The disciples again questioned Jesus about this. He said to them, whoever divorces his wife and marries another commits adultery against her, and if she divorces her husband and marries another, she commits adultery. When Jesus is talking about divorce, the world the disciples lived in, where it was very easy for a man, especially to get a divorce from a woman by just simply writing a bill of divorce, handed her the paper, and she was cast out. Jesus wants to make clear to the disciples that he sees marriage differently. And what he wants everyone to experience is a kind of oneness that comes through a sacrament of ritual that he establishes where the person can feel a mysterious power within them that makes them sense, that anything they do, they’ve done to their partner, that there’s an unbreakable bond. And to be convinced of that is the goal of marriage.

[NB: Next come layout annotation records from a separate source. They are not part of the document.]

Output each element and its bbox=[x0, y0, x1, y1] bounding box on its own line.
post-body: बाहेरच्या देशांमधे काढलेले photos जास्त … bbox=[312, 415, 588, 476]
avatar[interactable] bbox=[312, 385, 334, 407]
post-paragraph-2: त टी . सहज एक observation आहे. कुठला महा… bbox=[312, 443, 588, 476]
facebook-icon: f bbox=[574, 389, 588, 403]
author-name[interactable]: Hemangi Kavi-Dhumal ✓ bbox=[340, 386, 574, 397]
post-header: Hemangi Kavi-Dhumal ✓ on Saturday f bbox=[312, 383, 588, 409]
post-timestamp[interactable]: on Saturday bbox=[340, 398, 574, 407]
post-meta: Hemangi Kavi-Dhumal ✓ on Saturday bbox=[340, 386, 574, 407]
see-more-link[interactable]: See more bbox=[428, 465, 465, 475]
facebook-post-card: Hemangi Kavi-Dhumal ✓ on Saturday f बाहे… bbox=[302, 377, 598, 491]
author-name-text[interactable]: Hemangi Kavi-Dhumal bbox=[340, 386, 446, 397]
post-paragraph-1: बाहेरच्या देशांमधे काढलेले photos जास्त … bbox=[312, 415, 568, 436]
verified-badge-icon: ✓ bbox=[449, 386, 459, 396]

It’s not always understood, it’s not always accepted. And even Jesus himself gave some exceptions to divorce. And the beauty of his teaching is the simple truth that one is asked to go beyond human nature, participate in divinity within them, and continue to work through the difficulties of a marriage. I ask you to take a few moments to reflect upon the images of these stories. And then I will close with a prayer. Foreign the closing prayer.

Father, help us to trust in grace, the mysterious power that you share with us to accomplish the way in which we are asked to live in this world. And we ask this in Jesus name, Amen.